With the similar history of laparoscopic surgery in mind, patients inquiring about robotic surgery should ask the following questions of their hospital and surgeons:
1. How long has robotic surgery been in place at your hospital?
2. How many operations have been performed robotically at your hospital since this technology was introduced?
3. What are the surgeon's qualifications for performing robotic surgery?
4. What do your qualifications consist of?
5. How many robotic surgeries did you assist in?
6. How many have you performed on your own?
7. What specific complications have you encountered?
8. What is complication rate for your proposed surgery over and above the complication rate for traditional surgery?
9. Has the hospital published or kept track of the complication rate for robotic surgery and are those results available for review?

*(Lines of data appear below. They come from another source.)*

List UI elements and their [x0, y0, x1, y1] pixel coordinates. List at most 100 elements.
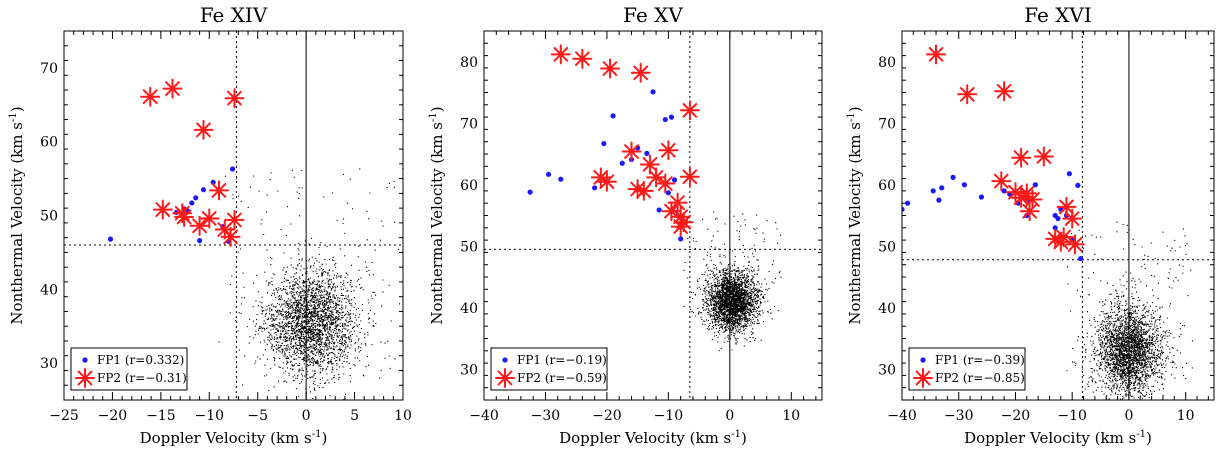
legend-fp1-marker: [920, 357, 926, 363]
fp2-point: [162, 78, 183, 99]
fp1-point: [662, 116, 668, 123]
y-axis-label-text: Nonthermal Velocity (km s: [8, 122, 26, 325]
x-axis-label-close: ): [1146, 429, 1152, 447]
x-axis-label-sup: -1: [1136, 429, 1146, 440]
fp2-point: [957, 84, 978, 105]
fp1-point: [200, 187, 207, 193]
legend-label-fp2: FP2 (r=−0.59): [517, 371, 607, 385]
y-tick-label: 30: [40, 356, 58, 372]
fp2-point: [220, 226, 241, 247]
fp2-point: [224, 88, 245, 109]
series-fp1: [527, 89, 684, 242]
series-fp2: [926, 44, 1085, 255]
y-axis-label-close: ): [428, 106, 446, 112]
background-points: [1066, 221, 1193, 400]
plot-area: [902, 31, 1214, 400]
x-tick-label: 0: [1124, 408, 1133, 424]
fp2-point: [140, 86, 161, 107]
x-tick-label: 10: [782, 408, 800, 424]
x-axis-label: Doppler Velocity (km s-1): [140, 429, 328, 447]
fp2-point: [658, 140, 679, 161]
fp2-point: [199, 208, 220, 229]
x-tick-label: 5: [350, 408, 359, 424]
x-tick-label: −5: [247, 408, 268, 424]
plot-area: [64, 31, 403, 400]
fp2-point: [991, 171, 1012, 192]
y-tick-label: 60: [40, 135, 58, 151]
fp1-point: [978, 194, 985, 200]
fp2-point: [152, 199, 173, 220]
x-tick-label: −20: [1001, 408, 1031, 424]
fp2-point: [600, 58, 620, 79]
x-tick-label: 0: [302, 408, 311, 424]
fp1-point: [678, 236, 684, 242]
fp2-point: [639, 154, 660, 175]
y-tick-label: 70: [40, 61, 58, 77]
fp1-point: [671, 177, 678, 183]
fp2-point: [661, 201, 682, 222]
fp2-point: [172, 203, 193, 224]
fp2-point: [1019, 201, 1040, 222]
fp1-point: [601, 140, 607, 147]
fp1-point: [193, 195, 199, 201]
fp2-point: [1022, 189, 1043, 210]
fp2-point: [646, 167, 667, 188]
y-tick-label: 50: [40, 209, 58, 225]
fp2-point: [667, 192, 688, 213]
y-axis-label-sup: -1: [8, 112, 19, 122]
x-tick-label: −20: [98, 408, 128, 424]
fp1-point: [229, 166, 236, 172]
plot-frame: [901, 30, 1215, 401]
fp1-point: [1075, 182, 1081, 188]
fp1-point: [610, 113, 616, 119]
y-axis-label-close: ): [8, 106, 26, 112]
x-tick-label: −40: [469, 408, 499, 424]
legend-fp1-marker: [502, 357, 508, 363]
fp1-point: [939, 185, 945, 191]
x-tick-label: −10: [195, 408, 225, 424]
x-tick-label: −30: [531, 408, 561, 424]
fp1-point: [668, 114, 675, 120]
fp1-point: [592, 185, 598, 191]
fp2-point: [590, 167, 611, 188]
fp1-point: [905, 200, 911, 206]
fp2-point: [1045, 228, 1066, 249]
y-tick-label: 40: [460, 301, 478, 317]
x-tick-label: −10: [1057, 408, 1087, 424]
fp1-point: [961, 182, 968, 188]
fp2-point: [596, 171, 617, 192]
panel-fe-xvi: −40 −30 −20 −10 0 10 30 40 50 60 70 80 Fe XVI Doppler…: [846, 3, 1215, 447]
y-tick-label: 30: [460, 362, 478, 378]
x-axis-label-text: Doppler Velocity (km s: [140, 429, 312, 447]
series-fp2: [140, 78, 245, 247]
plot-frame: [483, 30, 823, 401]
fp2-point: [633, 180, 654, 201]
fp2-point: [174, 207, 195, 227]
y-axis-label: Nonthermal Velocity (km s-1): [428, 106, 446, 324]
fp1-point: [1052, 225, 1058, 231]
fp1-point: [650, 89, 656, 95]
fp2-point: [627, 179, 648, 200]
y-tick-label: 40: [878, 301, 896, 317]
x-tick-label: −30: [944, 408, 974, 424]
background-points: [218, 167, 403, 400]
fp2-point: [926, 44, 946, 65]
fp1-point: [107, 236, 114, 242]
y-tick-label: 60: [460, 178, 478, 194]
x-axis-label: Doppler Velocity (km s-1): [964, 429, 1152, 447]
y-axis-label-text: Nonthermal Velocity (km s: [428, 122, 446, 325]
background-points: [683, 211, 782, 352]
chart-title: Fe XV: [623, 3, 683, 27]
legend: FP1 (r=−0.39) FP2 (r=−0.85): [908, 347, 1026, 391]
fp1-point: [197, 237, 203, 244]
legend: FP1 (r=−0.19) FP2 (r=−0.59): [490, 347, 608, 391]
legend-label-fp2: FP2 (r=−0.31): [97, 371, 187, 385]
y-axis-label-text: Nonthermal Velocity (km s: [846, 122, 864, 325]
x-axis-label-text: Doppler Velocity (km s: [559, 429, 731, 447]
fp1-point: [189, 200, 195, 206]
y-tick-label: 50: [460, 239, 478, 255]
y-axis-label: Nonthermal Velocity (km s-1): [846, 106, 864, 324]
y-axis-label: Nonthermal Velocity (km s-1): [8, 106, 26, 324]
x-tick-label: −25: [49, 408, 79, 424]
fp2-point: [550, 44, 571, 65]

10. What are the latest leading studies, medical journal articles, papers, or abstracts regarding the safety or complication rates for your proposed surgery (and ask for a copy of the article or study)
If you don't receive any real answers to these basic questions, consider taking a pass on the de Vinci. Medical technology can be a wonderful thing. Indeed, laparoscopic bile duct injuries in lap gall bladder surgery have now essentially decreased very close to the level of injuries seen with traditional gall bladder surgery. But the lack of real testing and data with any new technology or surgery can put thousands of patients at risk for years until more is known about complication rates. Bottom line: you as a patient should not be an unknowing or unwilling guinea pig in any hospital's or surgeon's "learning curve."